In the course of his discussions with authorities, Hageman learned that an eagle had been killed in January in collision with one of the wind turbines. The death was investigated by a state wildlife officer, who took possession of the carcass and a severed wing, photographed them, and then turned the remains over to the federal agency, as required by law. The officer filed an incident report.
But it was only with the publication on May 1 of an investigative story by Matt Markey in The Blade newspaper in Toledo that the eagle death by turbine came to light in the broader public.
The co-owner, and operator of the turbines, American Municipal Power, Inc. (AMP), apparently was not made aware of the incident until March.
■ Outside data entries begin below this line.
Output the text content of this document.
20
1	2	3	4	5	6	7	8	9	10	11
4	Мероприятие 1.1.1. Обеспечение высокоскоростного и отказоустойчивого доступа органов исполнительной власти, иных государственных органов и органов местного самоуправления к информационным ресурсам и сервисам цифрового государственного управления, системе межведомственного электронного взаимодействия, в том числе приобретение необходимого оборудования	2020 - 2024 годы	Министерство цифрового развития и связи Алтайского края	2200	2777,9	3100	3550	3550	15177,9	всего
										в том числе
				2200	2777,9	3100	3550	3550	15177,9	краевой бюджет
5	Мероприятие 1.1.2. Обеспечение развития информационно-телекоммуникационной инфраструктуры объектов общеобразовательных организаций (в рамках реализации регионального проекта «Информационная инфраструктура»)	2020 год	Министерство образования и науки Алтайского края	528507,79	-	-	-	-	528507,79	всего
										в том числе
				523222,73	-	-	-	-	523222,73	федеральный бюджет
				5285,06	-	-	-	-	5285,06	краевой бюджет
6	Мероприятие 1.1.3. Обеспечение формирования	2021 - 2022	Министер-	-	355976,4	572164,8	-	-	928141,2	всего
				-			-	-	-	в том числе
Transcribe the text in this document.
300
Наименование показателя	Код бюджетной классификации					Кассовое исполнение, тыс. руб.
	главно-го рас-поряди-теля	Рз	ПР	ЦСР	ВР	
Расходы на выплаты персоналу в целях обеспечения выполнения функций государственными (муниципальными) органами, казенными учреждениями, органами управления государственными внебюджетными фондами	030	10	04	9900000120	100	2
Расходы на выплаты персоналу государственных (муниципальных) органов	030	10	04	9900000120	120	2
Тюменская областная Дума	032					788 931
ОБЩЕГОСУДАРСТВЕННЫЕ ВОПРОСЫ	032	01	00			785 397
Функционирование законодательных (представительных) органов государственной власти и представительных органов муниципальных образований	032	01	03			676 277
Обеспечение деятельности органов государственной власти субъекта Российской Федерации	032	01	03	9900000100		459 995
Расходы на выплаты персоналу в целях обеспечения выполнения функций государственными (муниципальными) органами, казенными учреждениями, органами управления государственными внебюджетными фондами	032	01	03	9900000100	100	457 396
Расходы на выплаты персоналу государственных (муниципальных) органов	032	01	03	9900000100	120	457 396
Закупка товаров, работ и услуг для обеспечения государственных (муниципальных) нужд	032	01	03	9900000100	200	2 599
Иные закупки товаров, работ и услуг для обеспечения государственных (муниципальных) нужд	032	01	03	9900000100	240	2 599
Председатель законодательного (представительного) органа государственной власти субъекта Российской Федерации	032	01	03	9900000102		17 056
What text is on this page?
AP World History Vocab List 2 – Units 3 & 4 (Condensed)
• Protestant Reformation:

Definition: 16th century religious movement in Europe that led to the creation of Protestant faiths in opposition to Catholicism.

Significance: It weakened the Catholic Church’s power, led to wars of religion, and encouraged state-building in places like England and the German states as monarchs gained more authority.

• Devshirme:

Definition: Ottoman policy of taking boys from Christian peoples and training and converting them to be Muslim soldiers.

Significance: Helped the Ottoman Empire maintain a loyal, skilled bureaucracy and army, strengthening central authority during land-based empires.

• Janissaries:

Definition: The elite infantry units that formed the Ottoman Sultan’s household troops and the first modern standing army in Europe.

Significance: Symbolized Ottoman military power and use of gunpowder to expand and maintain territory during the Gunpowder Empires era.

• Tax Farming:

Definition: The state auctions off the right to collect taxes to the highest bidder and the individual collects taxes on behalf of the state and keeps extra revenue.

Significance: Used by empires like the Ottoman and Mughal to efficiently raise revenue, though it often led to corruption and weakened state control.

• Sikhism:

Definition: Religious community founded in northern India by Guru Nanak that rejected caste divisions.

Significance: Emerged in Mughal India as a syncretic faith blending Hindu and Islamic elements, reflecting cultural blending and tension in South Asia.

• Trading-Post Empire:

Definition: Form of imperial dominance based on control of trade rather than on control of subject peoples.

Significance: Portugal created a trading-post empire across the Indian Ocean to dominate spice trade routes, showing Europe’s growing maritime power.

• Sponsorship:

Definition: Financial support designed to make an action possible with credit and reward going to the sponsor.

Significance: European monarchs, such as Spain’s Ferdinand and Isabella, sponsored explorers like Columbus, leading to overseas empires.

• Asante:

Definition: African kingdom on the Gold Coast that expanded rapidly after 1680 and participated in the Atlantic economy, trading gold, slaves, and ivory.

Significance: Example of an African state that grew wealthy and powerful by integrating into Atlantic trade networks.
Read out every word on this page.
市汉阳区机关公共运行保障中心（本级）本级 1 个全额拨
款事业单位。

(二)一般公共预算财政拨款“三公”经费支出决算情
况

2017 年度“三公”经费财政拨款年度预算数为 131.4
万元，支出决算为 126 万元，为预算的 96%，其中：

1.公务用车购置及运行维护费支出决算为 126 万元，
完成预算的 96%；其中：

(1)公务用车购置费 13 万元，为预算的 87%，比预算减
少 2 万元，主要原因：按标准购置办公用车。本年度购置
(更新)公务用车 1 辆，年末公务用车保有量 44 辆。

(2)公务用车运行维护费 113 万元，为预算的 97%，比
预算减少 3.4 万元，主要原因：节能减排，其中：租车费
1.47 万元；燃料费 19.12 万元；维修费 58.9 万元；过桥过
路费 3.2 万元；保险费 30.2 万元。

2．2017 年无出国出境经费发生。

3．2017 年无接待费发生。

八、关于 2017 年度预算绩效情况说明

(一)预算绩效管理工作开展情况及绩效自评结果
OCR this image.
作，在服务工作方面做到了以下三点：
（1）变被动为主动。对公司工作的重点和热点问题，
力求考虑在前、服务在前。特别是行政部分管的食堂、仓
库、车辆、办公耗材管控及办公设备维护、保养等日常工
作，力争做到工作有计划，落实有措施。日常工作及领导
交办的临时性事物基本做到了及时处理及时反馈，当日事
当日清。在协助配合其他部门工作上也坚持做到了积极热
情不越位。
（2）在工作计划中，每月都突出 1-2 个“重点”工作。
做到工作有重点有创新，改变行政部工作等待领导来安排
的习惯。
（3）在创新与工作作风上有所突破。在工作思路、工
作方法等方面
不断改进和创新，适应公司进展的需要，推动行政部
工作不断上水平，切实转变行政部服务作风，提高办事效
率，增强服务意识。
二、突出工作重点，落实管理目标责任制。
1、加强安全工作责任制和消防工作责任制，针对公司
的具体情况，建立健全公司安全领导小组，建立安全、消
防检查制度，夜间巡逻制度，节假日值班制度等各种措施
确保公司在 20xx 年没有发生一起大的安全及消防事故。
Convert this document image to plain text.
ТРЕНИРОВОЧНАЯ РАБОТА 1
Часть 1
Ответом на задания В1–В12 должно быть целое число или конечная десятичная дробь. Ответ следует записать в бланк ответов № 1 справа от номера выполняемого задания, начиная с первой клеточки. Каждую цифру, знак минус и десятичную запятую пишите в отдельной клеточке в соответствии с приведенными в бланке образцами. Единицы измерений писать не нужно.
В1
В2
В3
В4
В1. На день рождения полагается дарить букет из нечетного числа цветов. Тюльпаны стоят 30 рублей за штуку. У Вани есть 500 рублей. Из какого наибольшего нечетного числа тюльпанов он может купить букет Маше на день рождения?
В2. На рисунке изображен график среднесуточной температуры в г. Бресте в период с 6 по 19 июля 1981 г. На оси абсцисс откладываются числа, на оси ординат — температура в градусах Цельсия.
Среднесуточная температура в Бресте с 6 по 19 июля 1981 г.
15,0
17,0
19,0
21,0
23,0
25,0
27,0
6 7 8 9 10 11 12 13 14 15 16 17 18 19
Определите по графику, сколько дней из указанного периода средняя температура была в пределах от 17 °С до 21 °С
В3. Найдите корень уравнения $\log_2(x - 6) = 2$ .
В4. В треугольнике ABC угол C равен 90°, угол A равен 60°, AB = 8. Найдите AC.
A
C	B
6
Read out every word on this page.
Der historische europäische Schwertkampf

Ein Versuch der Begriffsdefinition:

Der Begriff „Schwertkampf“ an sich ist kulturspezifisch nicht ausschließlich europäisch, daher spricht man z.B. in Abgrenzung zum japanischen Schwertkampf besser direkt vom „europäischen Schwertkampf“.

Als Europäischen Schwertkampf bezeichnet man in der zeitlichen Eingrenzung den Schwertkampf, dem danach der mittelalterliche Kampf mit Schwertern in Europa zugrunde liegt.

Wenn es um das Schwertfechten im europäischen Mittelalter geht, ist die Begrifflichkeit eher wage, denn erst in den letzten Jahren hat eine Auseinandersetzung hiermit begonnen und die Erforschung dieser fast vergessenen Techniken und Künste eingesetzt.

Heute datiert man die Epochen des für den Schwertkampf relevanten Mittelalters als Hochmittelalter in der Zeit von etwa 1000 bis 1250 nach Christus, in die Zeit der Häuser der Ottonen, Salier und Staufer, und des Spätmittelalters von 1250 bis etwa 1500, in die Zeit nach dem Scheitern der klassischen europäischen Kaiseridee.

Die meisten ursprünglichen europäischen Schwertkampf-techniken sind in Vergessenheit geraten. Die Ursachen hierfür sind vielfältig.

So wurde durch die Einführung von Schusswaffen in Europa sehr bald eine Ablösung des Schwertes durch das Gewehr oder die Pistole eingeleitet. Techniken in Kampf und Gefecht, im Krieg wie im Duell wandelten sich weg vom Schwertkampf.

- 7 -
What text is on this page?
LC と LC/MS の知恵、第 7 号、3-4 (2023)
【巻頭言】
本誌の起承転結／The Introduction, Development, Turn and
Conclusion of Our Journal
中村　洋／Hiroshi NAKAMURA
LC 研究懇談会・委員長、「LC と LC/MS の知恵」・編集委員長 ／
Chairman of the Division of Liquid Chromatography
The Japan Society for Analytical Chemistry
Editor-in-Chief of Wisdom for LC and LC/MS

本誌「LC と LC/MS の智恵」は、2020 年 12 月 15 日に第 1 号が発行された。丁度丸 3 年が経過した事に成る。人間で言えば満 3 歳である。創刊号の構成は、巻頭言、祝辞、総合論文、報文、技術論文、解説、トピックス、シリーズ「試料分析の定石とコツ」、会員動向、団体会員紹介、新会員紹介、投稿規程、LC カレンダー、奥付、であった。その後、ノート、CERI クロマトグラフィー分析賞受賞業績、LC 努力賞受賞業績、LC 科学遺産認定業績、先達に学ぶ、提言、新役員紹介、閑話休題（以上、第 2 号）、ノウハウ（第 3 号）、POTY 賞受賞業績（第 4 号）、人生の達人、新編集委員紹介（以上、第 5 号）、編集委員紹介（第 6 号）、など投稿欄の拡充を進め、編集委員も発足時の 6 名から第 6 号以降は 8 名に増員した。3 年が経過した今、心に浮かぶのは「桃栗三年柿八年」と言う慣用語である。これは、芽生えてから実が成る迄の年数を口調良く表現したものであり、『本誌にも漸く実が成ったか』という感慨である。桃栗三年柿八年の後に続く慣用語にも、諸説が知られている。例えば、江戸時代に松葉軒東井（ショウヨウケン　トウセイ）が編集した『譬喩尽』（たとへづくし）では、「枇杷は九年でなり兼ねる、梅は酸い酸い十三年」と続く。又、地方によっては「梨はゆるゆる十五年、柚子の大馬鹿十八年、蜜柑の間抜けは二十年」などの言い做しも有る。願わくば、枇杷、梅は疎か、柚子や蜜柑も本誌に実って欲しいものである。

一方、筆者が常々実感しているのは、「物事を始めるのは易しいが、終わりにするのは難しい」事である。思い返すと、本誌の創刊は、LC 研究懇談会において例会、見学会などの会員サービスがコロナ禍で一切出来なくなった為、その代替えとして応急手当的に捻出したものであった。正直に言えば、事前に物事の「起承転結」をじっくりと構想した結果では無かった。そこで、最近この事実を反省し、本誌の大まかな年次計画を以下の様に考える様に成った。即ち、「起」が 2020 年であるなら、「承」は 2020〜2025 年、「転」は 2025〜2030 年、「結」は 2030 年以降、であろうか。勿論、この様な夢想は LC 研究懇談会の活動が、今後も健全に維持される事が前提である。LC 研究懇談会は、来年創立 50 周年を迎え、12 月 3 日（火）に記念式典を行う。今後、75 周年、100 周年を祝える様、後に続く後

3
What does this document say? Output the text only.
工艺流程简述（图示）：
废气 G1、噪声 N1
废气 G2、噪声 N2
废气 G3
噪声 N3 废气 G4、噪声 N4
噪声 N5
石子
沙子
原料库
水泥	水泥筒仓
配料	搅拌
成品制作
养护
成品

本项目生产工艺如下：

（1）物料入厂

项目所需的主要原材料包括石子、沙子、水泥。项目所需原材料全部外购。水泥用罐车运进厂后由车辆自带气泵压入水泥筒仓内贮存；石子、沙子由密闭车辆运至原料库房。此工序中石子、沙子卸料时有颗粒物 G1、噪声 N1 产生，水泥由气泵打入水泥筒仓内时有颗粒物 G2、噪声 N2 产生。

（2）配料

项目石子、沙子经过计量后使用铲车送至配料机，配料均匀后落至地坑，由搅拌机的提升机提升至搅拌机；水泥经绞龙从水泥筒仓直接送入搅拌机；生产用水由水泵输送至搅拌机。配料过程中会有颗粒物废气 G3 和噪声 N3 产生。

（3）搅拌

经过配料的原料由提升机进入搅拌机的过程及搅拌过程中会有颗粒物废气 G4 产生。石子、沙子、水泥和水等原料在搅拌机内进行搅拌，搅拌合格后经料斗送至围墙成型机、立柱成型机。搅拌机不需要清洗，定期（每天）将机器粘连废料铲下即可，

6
AMP operates four, 1.8-megawatt wind turbines at the site of the Wood County landfill. The city of Bowling Green owns about half the complex and obtains just 1.5 percent of its power from it. Because AMP isn’t required to monitor the site for bird or bat deaths, and has no mitigation plan in place, it was unaware of the killing of a bald eagle and has no protocol for preventing a recurrence.
That’s because the turbines were erected two at a time instead of all four at once, never coming under the jurisdiction of the OPSB, which has a 5-megawatt jurisdictional threshold. The final capacity of the four turbines is 7.2 MW, but because they were put up two at a time, the projects reached only 3.6 MW each; so they were able to avoid scrutiny of the OPSB and subsequent involvement by the ODNR.
Wind energy developers in Ohio are exploiting this technical loophole to erect turbines, many in highly sensitive bird areas. BSBO is calling for revision of Ohio law to tighten oversight permitting of large wind turbines. “We recommend that wind projects come before the OPSB, and comply with the environmental assessment and planning process, even to a threshold of just 100 kilowatts,” states Don Bauman, BSBO Conservation Chair. “This would allow homeowners to install their own wind turbines, but would require commercial projects to come under jurisdiction of the OPSB.”
“While there is no doubt that we need to encourage renewable energy, heedless development is not appropriate for our future or the survival of biodiversity” said Bauman. “There needs to be caution, care, and sound, scientific, ecological planning at the very beginning of all wind projects. This has been sadly lacking in the wind development of the past and it’s time for a change.”